In realtà essi sono un “popolo senza patria”[2]. Per i Rom-Sinti piuttosto che di patria si deve parlare di luogo di provenienza o di diramazione poiché essi non hanno avuto una nazione d’origine, ma luoghi in cui hanno soggiornato per qualche secolo e da cui, in un certo periodo storico, si sono spostati per emigrare verso altre destinazioni. La loro storia è quella di grandi spostamenti e dei loro centri di diffusione. Il primo di questi centri è la valle dell’Indo.
Infatti vi sono analogie tra la lingua romanes e i dialetti dell’India nord-occidentale come l’hindi, il sindi, il gujarathi, il marathi, il panjabi, il kafir e forti elementi comuni tra le usanze dei Rom-Sinti e quelle di alcuni gruppi tribali indiani quali i Banjara dell’Hindustan, i Leusi del Punjab, i Gaduliya Lohar del Rajastan: tribù di nomadi che si spostavano tra le foci dell’Indo e le pendici dell’Himalaya e che, molti secoli fa, incominciarono a migrare verso Occidente. Cronache persiane, arabe, greche e bizantine fanno riferimento a questa grande migrazione.

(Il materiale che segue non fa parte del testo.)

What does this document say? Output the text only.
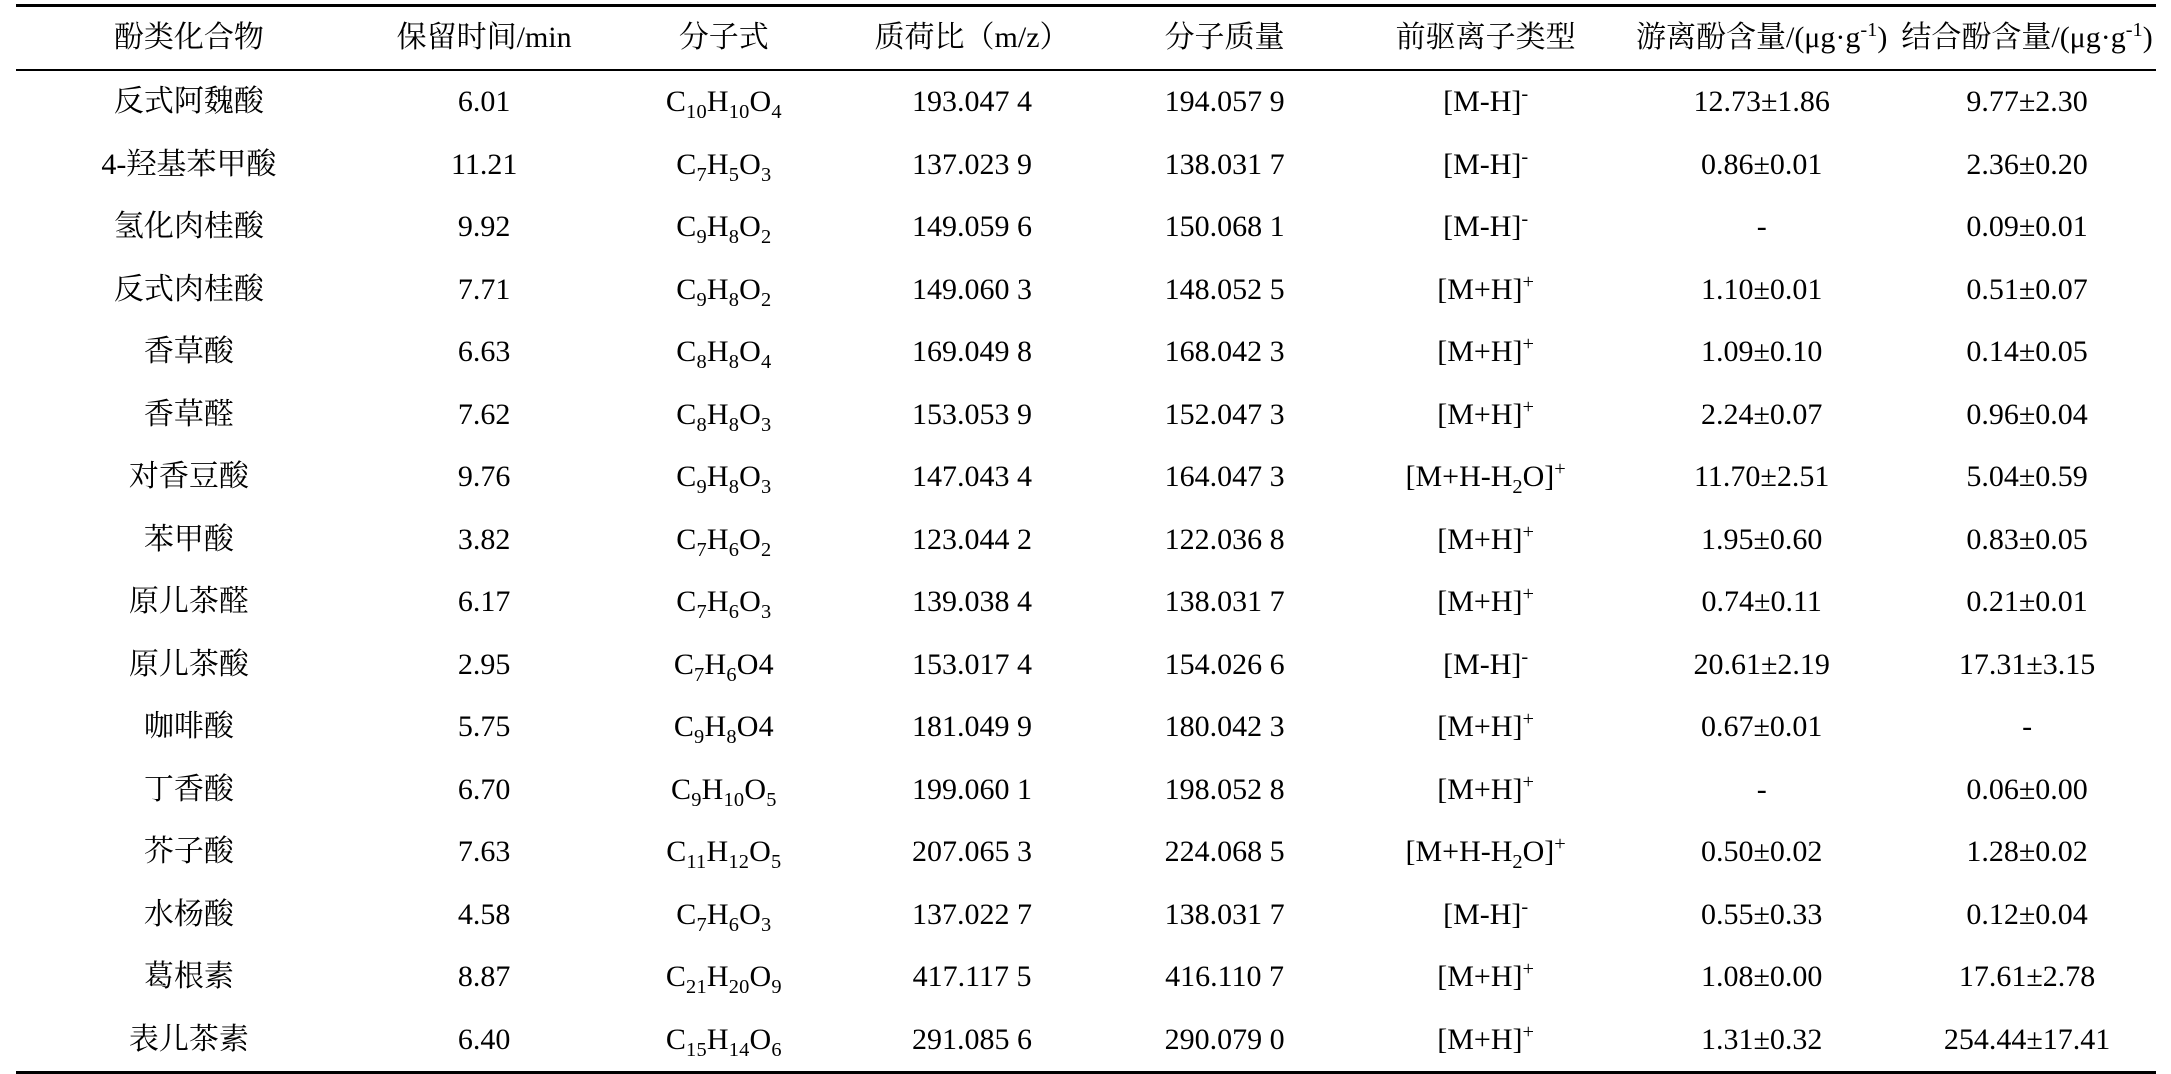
酚类化合物	保留时间/min	分子式	质荷比（m/z）	分子质量	前驱离子类型	游离酚含量$/(\mu g\cdot g^{-1})$	结合酚含量$/(\mu g\cdot g^{-1})$
反式阿魏酸	6.01	$C_{10}H_{10}O_4$	193.047 4	194.057 9	[M-H]-	12.73±1.86	9.77±2.30
4-羟基苯甲酸	11.21	$C_7H_5O_3$	137.023 9	138.031 7	[M-H]-	0.86±0.01	2.36±0.20
氢化肉桂酸	9.92	$C_9H_8O_2$	149.059 6	150.068 1	[M-H]-	-	0.09±0.01
反式肉桂酸	7.71	$C_9H_8O_2$	149.060 3	148.052 5	[M+H]+	1.10±0.01	0.51±0.07
香草酸	6.63	$C_8H_8O_4$	169.049 8	168.042 3	[M+H]+	1.09±0.10	0.14±0.05
香草醛	7.62	$C_8H_8O_3$	153.053 9	152.047 3	[M+H]+	2.24±0.07	0.96±0.04
对香豆酸	9.76	$C_9H_8O_3$	147.043 4	164.047 3	$[M+H-H_2O]^+$	11.70±2.51	5.04±0.59
苯甲酸	3.82	$C_7H_6O_2$	123.044 2	122.036 8	[M+H]+	1.95±0.60	0.83±0.05
原儿茶醛	6.17	$C_7H_6O_3$	139.038 4	138.031 7	[M+H]+	0.74±0.11	0.21±0.01
原儿茶酸	2.95	$C_7H_6O4$	153.017 4	154.026 6	[M-H]-	20.61±2.19	17.31±3.15
咖啡酸	5.75	$C_9H_8O4$	181.049 9	180.042 3	[M+H]+	0.67±0.01	-
丁香酸	6.70	$C_9H_{10}O_5$	199.060 1	198.052 8	[M+H]+	-	0.06±0.00
芥子酸	7.63	$C_{11}H_{12}O_5$	207.065 3	224.068 5	$[M+H-H_2O]^+$	0.50±0.02	1.28±0.02
水杨酸	4.58	$C_7H_6O_3$	137.022 7	138.031 7	[M-H]-	0.55±0.33	0.12±0.04
葛根素	8.87	$C_{21}H_{20}O_9$	417.117 5	416.110 7	[M+H]+	1.08±0.00	17.61±2.78
表儿茶素	6.40	$C_{15}H_{14}O_6$	291.085 6	290.079 0	[M+H]+	1.31±0.32	254.44±17.41
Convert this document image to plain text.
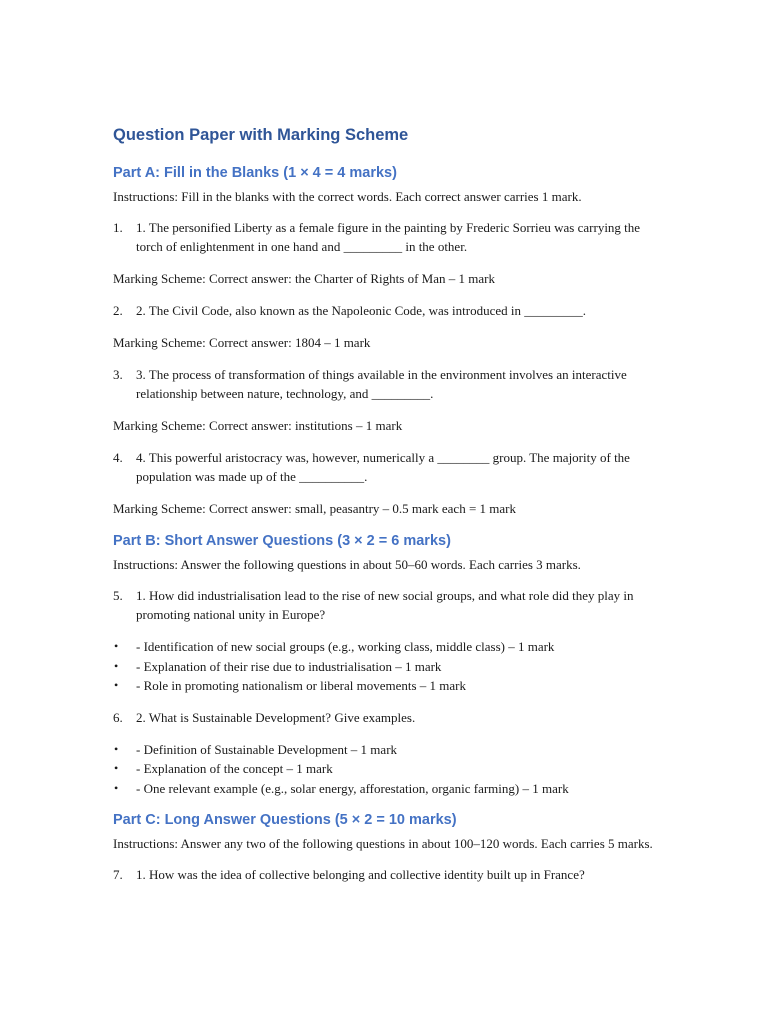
Question Paper with Marking Scheme
Part A: Fill in the Blanks (1 × 4 = 4 marks)

Instructions: Fill in the blanks with the correct words. Each correct answer carries 1 mark.

1. 1. The personified Liberty as a female figure in the painting by Frederic Sorrieu was carrying the torch of enlightenment in one hand and _________ in the other.

Marking Scheme: Correct answer: the Charter of Rights of Man – 1 mark

2. 2. The Civil Code, also known as the Napoleonic Code, was introduced in _________.

Marking Scheme: Correct answer: 1804 – 1 mark

3. 3. The process of transformation of things available in the environment involves an interactive relationship between nature, technology, and _________.

Marking Scheme: Correct answer: institutions – 1 mark

4. 4. This powerful aristocracy was, however, numerically a ________ group. The majority of the population was made up of the __________.

Marking Scheme: Correct answer: small, peasantry – 0.5 mark each = 1 mark

Part B: Short Answer Questions (3 × 2 = 6 marks)

Instructions: Answer the following questions in about 50–60 words. Each carries 3 marks.

5. 1. How did industrialisation lead to the rise of new social groups, and what role did they play in promoting national unity in Europe?
• - Identification of new social groups (e.g., working class, middle class) – 1 mark
• - Explanation of their rise due to industrialisation – 1 mark
• - Role in promoting nationalism or liberal movements – 1 mark
6. 2. What is Sustainable Development? Give examples.
• - Definition of Sustainable Development – 1 mark
• - Explanation of the concept – 1 mark
• - One relevant example (e.g., solar energy, afforestation, organic farming) – 1 mark
Part C: Long Answer Questions (5 × 2 = 10 marks)

Instructions: Answer any two of the following questions in about 100–120 words. Each carries 5 marks.

7. 1. How was the idea of collective belonging and collective identity built up in France?
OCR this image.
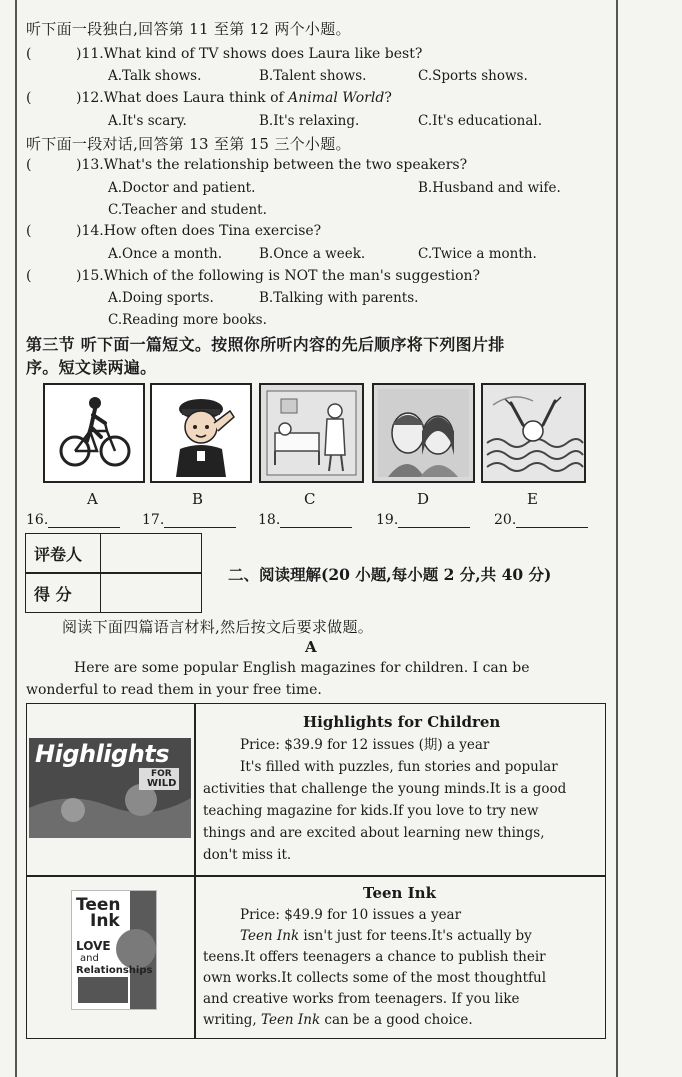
听下面一段独白,回答第 11 至第 12 两个小题。
(	)11.What kind of TV shows does Laura like best?
A.Talk shows.	B.Talent shows.	C.Sports shows.
(	)12.What does Laura think of Animal World?
A.It's scary.	B.It's relaxing.	C.It's educational.
听下面一段对话,回答第 13 至第 15 三个小题。
(	)13.What's the relationship between the two speakers?
A.Doctor and patient.	B.Husband and wife.
C.Teacher and student.
(	)14.How often does Tina exercise?
A.Once a month.	B.Once a week.	C.Twice a month.
(	)15.Which of the following is NOT the man's suggestion?
A.Doing sports.	B.Talking with parents.
C.Reading more books.
第三节 听下面一篇短文。按照你所听内容的先后顺序将下列图片排
序。短文读两遍。
A	B	C	D	E
16.	17.	18.	19.	20.
评卷人
得 分
二、阅读理解(20 小题,每小题 2 分,共 40 分)
阅读下面四篇语言材料,然后按文后要求做题。
A
Here are some popular English magazines for children. I can be
wonderful to read them in your free time.
Highlights
FOR
WILD
Highlights for Children
Price: $39.9 for 12 issues (期) a year
It's filled with puzzles, fun stories and popular
activities that challenge the young minds.It is a good
teaching magazine for kids.If you love to try new
things and are excited about learning new things,
don't miss it.
Teen
Ink
LOVE
and
Relationships
Teen Ink
Price: $49.9 for 10 issues a year
Teen Ink isn't just for teens.It's actually by
teens.It offers teenagers a chance to publish their
own works.It collects some of the most thoughtful
and creative works from teenagers. If you like
writing, Teen Ink can be a good choice.
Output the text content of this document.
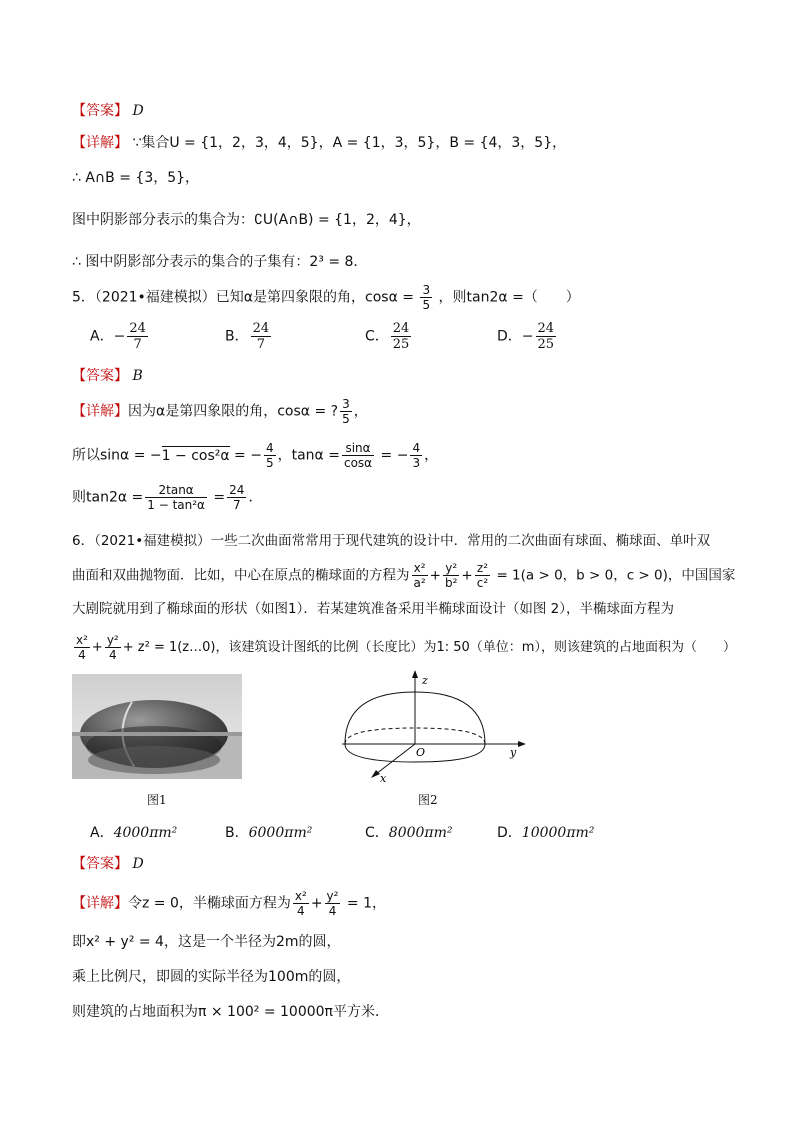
【答案】 D
【详解】 ∵集合U = {1，2，3，4，5}，A = {1，3，5}，B = {4，3，5}，
∴ A∩B = {3，5}，
图中阴影部分表示的集合为：∁U(A∩B) = {1，2，4}，
∴ 图中阴影部分表示的集合的子集有：2³ = 8．
5．（2021•福建模拟）已知α是第四象限的角，$\cos\alpha = \frac{3}{5}$ ，则tan2α =（　　）
A．− $\frac{24}{7}$	B． $\frac{24}{7}$	C． $\frac{24}{25}$	D．− $\frac{24}{25}$
【答案】 B
【详解】因为α是第四象限的角，cosα = ? $\frac{3}{5}$ ，
所以sinα = −1 − cos²α = − $\frac{4}{5}$ ，$\tan\alpha = \frac{\sin\alpha}{\cos\alpha}$ = − $\frac{4}{3}$ ，
则$\tan 2\alpha = \frac{2\tan\alpha}{\text{1 − tan²α}} = \frac{24}{7}$ ．
6．（2021•福建模拟）一些二次曲面常常用于现代建筑的设计中．常用的二次曲面有球面、椭球面、单叶双
曲面和双曲抛物面．比如，中心在原点的椭球面的方程为 $\frac{\text{x²}}{\text{a²}} + \frac{\text{y²}}{\text{b²}} + \frac{\text{z²}}{\text{c²}} = 1(a > 0$，b > 0，c > 0)，中国国家
大剧院就用到了椭球面的形状（如图1）．若某建筑准备采用半椭球面设计（如图 2），半椭球面方程为
$\frac{\text{x²}}{4} + \frac{\text{y²}}{4} + z^2$ = 1(z…0)，该建筑设计图纸的比例（长度比）为1: 50（单位：m），则该建筑的占地面积为（　　）
图1
z
y
x
O
图2
A．4000πm²	B．6000πm²	C．8000πm²	D．10000πm²
【答案】 D
【详解】令z = 0，半椭球面方程为 $\frac{\text{x²}}{4} + \frac{\text{y²}}{4} = 1$，
即x² + y² = 4，这是一个半径为2m的圆，
乘上比例尺，即圆的实际半径为100m的圆，
则建筑的占地面积为π × 100² = 10000π平方米．
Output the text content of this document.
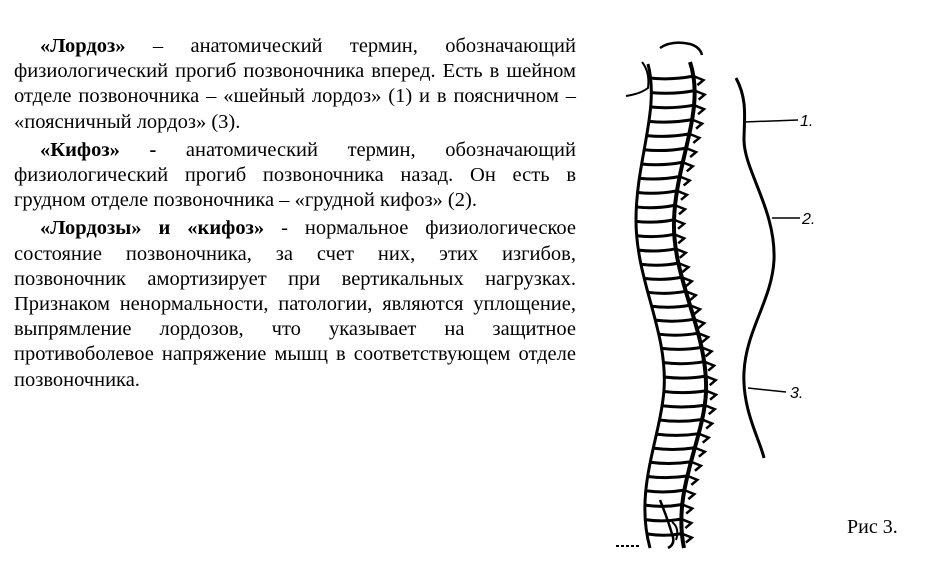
«Лордоз» – анатомический термин, обозначающий физиологический прогиб позвоночника вперед. Есть в шейном отделе позвоночника – «шейный лордоз» (1) и в поясничном – «поясничный лордоз» (3).

«Кифоз» - анатомический термин, обозначающий физиологический прогиб позвоночника назад. Он есть в грудном отделе позвоночника – «грудной кифоз» (2).

«Лордозы» и «кифоз» - нормальное физиологическое состояние позвоночника, за счет них, этих изгибов, позвоночник амортизирует при вертикальных нагрузках. Признаком ненормальности, патологии, являются уплощение, выпрямление лордозов, что указывает на защитное противоболевое напряжение мышц в соответствующем отделе позвоночника.

1.
2.
3.
Рис 3.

Come afferma Adriano Colocci, un grande apporto allo studio delle origini rom-sinte fu indubbiamente dato dallo sviluppo della filologia comparata.
L’analisi della lingua romanes è un mezzo fondamentale di conoscenza, in quanto le componenti linguistiche presenti nei vari dialetti rom-sinti ci danno notizia dei popoli con cui sono venuti in contatto nelle loro continue migrazioni, permettendo così di disegnare i loro itinerari. Itinerari che hanno seguito, nel corso dei secoli, il percorso dei grandi fiumi quali l’Indo, il Tigri e l’Eufrate, il Danubio, l’Elba, il Reno, il Rodano.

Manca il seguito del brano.